Das Landgericht hat den Angeklagten von dem Vorwurf des versuchten Mordes in Tateinheit mit gefährlicher Körperverletzung aus tatsächlichen Gründen freigesprochen und eine Entschädigungsentscheidung getroffen. Mit ihrer auf die ausgeführte Sachrüge gestützten und seitens des Generalbundesanwalts vertretenen Revision erstrebt die Staatsanwaltschaft die Aufhebung des freisprechenden Urteils. Das Rechtsmittel hat Erfolg.

I.

Das Landgericht hat folgende Feststellungen und Wertungen getroffen:

1. Der Angeklagte lebte seit Sommer 2019 in seiner Wohnung mit der Nebenklägerin in eheähnlicher Gemeinschaft zusammen. Die Beziehung verlief zunehmend konflikthaft, weil beide Partner in erheblichem Umfang dem Alkohol zusprachen und die Nebenklägerin sich zunehmend einem anderen Mann zuwandte. Schließlich plante sie - was sie dem Angeklagten gegenüber allerdings verheimlichte - ihren Auszug aus der Wohnung. Dort kam es am Abend des 8. April 2020 gegen 19:00 Uhr zu einer zunächst verbal ausgetragenen Streitigkeit; kurze Zeit später erlitt die Nebenklägerin eine drei Zentimeter tiefe sowie drei Zentimeter breite Stich-Schnitt-Verletzung an der Drosselgrube im vorderen Halsbereich. Diese Verletzung war mit geringer Wucht beigebracht, objektiv nicht lebensgefährlich und blutete nur leicht. Nach Eintreffen der alarmierten Polizei öffnete der Angeklagte die Wohnungstür auf entsprechendes Klingeln und Klopfen zunächst nicht und leugnete auf telefonische Nachfrage auch seine Anwesenheit in der Wohnung. Er gewährte den Polizeibeamten letztlich erst nach mehr als 25 Minuten Zutritt, nachdem ihm die gewaltsame Öffnung der Wohnungstür angedroht worden war.

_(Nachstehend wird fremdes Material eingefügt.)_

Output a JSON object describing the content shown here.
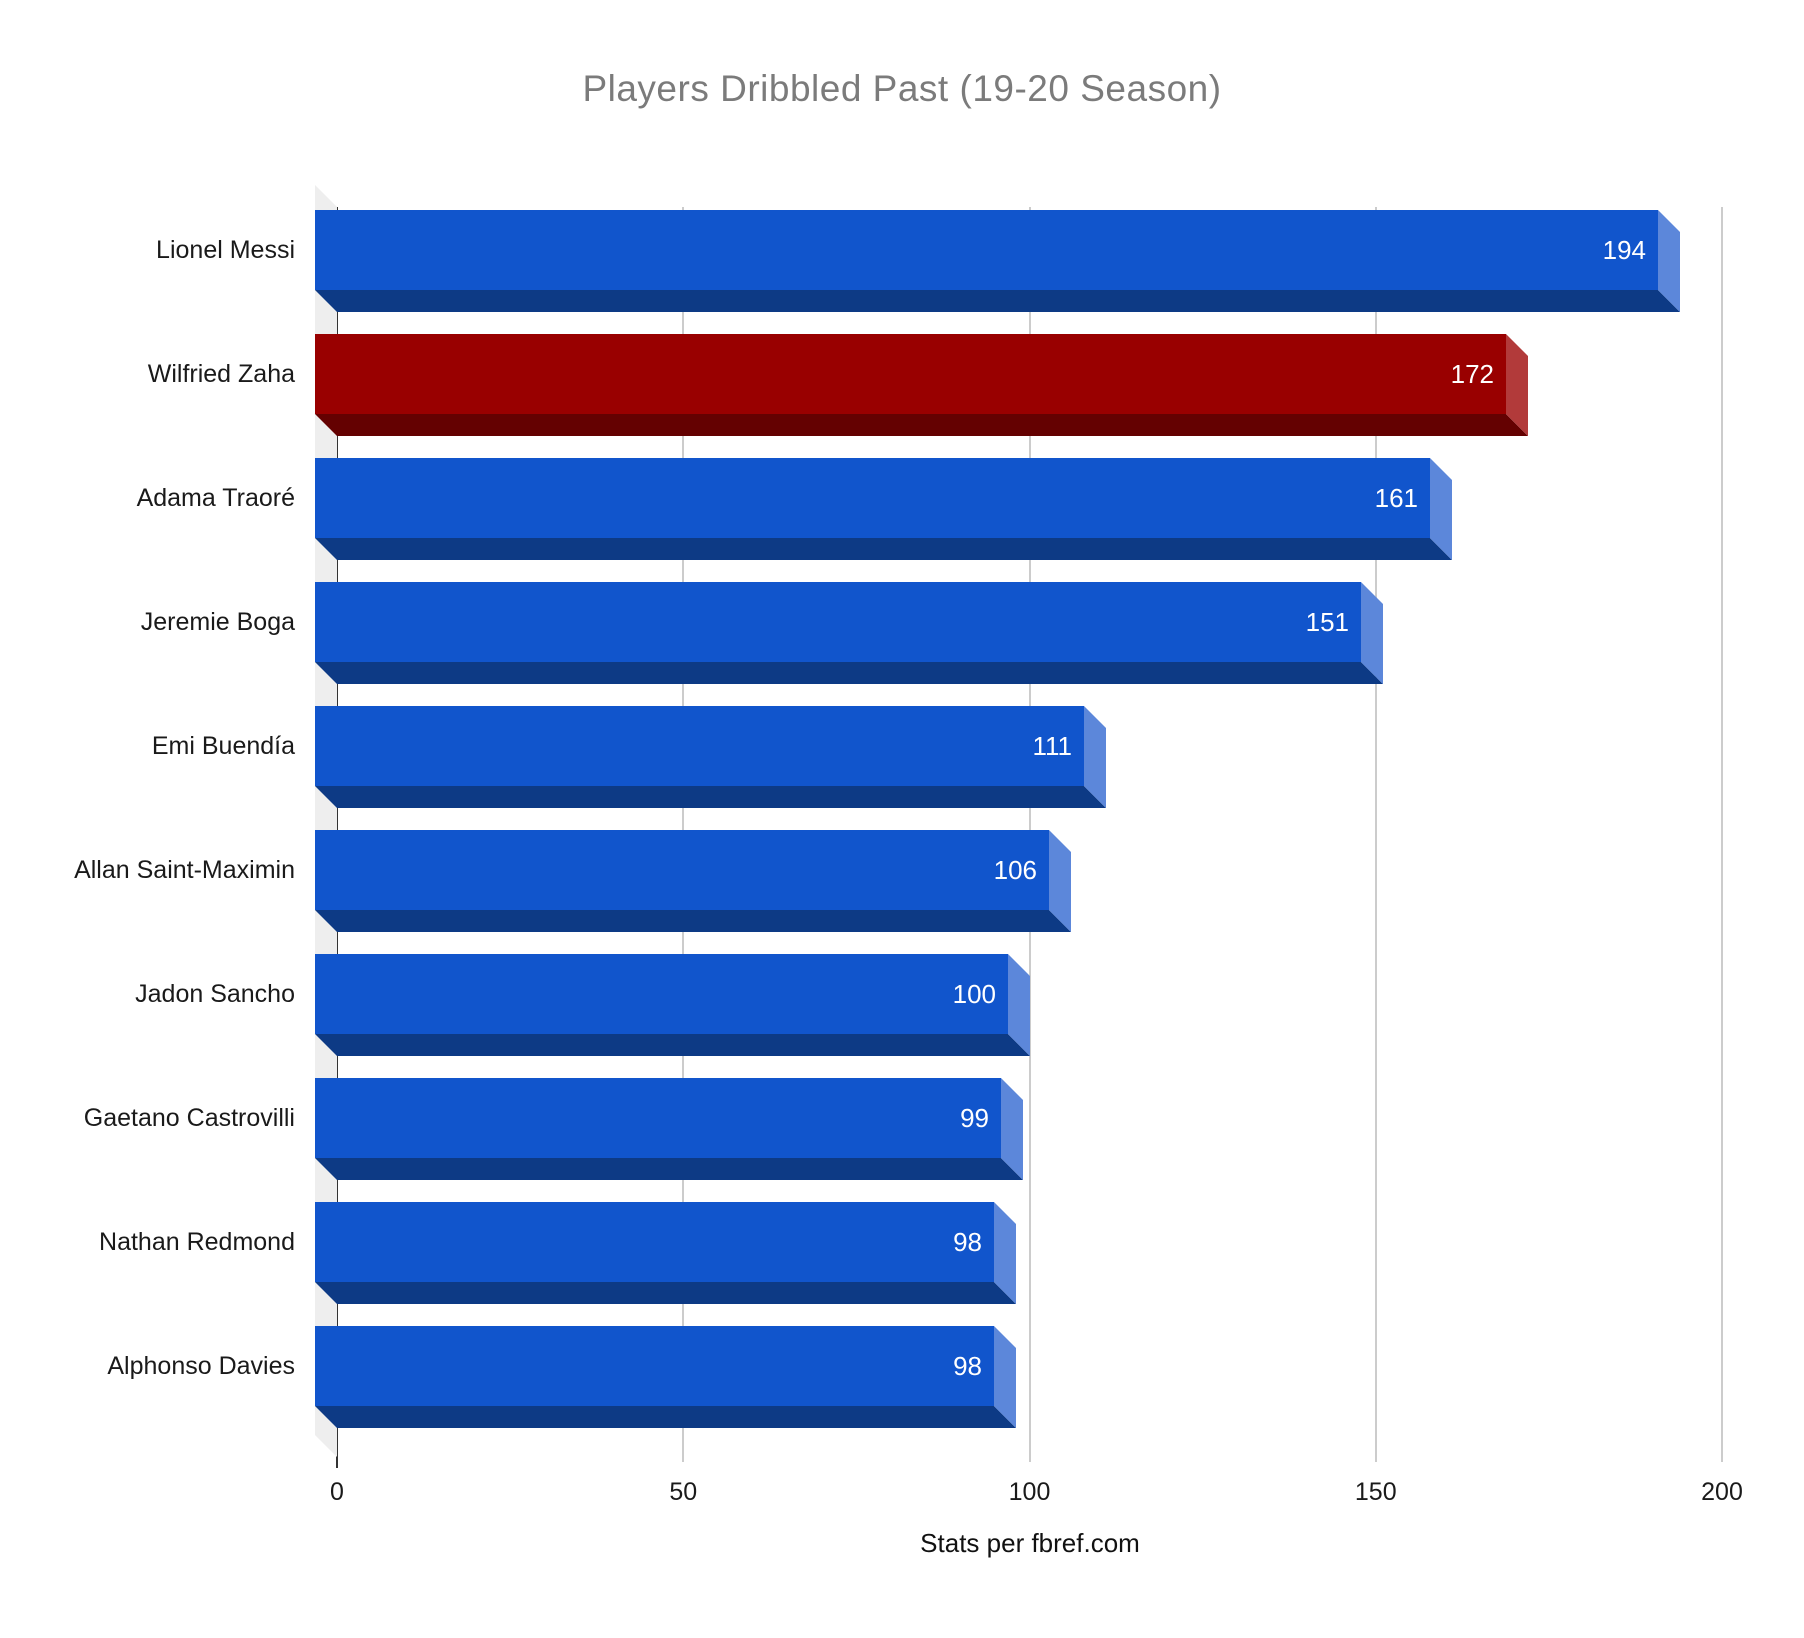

2. Das Landgericht ist davon ausgegangen, dass „im Rahmen der Gesamtwürdigung aller Beweismittel die Einlassung des Angeklagten, wonach dieser […] weder vorsätzlich noch fahrlässig den Stich in den Hals beigebracht habe, durch die vorhandenen Beweismittel nicht widerlegt werden“ könne. Die Strafkammer hat es nicht vermocht, sich anhand der Angabe der Nebenklägerin, sie habe auf der Couch gesessen, während der Angeklagte vor sie hingetreten sei und ihr das Messer unvermittelt frontal in den Hals gerammt habe, eine Überzeugung strafbaren Handelns des Angeklagten zu bilden.

II.

Die Revision der Staatsanwaltschaft hat Erfolg, weil das freisprechende Erkenntnis sachlich-rechtlicher Prüfung nicht standhält. Die Beweiswürdigung des Landgerichts ist durchgreifend rechtsfehlerhaft, weil eine sich aufdrängende Würdigung des Nachtatverhaltens des Angeklagten unterblieben ist.

1. Kann das Tatgericht nicht die erforderliche Gewissheit gewinnen und spricht den Angeklagten daher frei, so hat das Revisionsgericht dies regelmäßig hinzunehmen. Die Beweiswürdigung ist Sache des Tatgerichts. Es kommt nicht darauf an, ob das Revisionsgericht angefallene Erkenntnisse anders gewürdigt oder Zweifel überwunden hätte.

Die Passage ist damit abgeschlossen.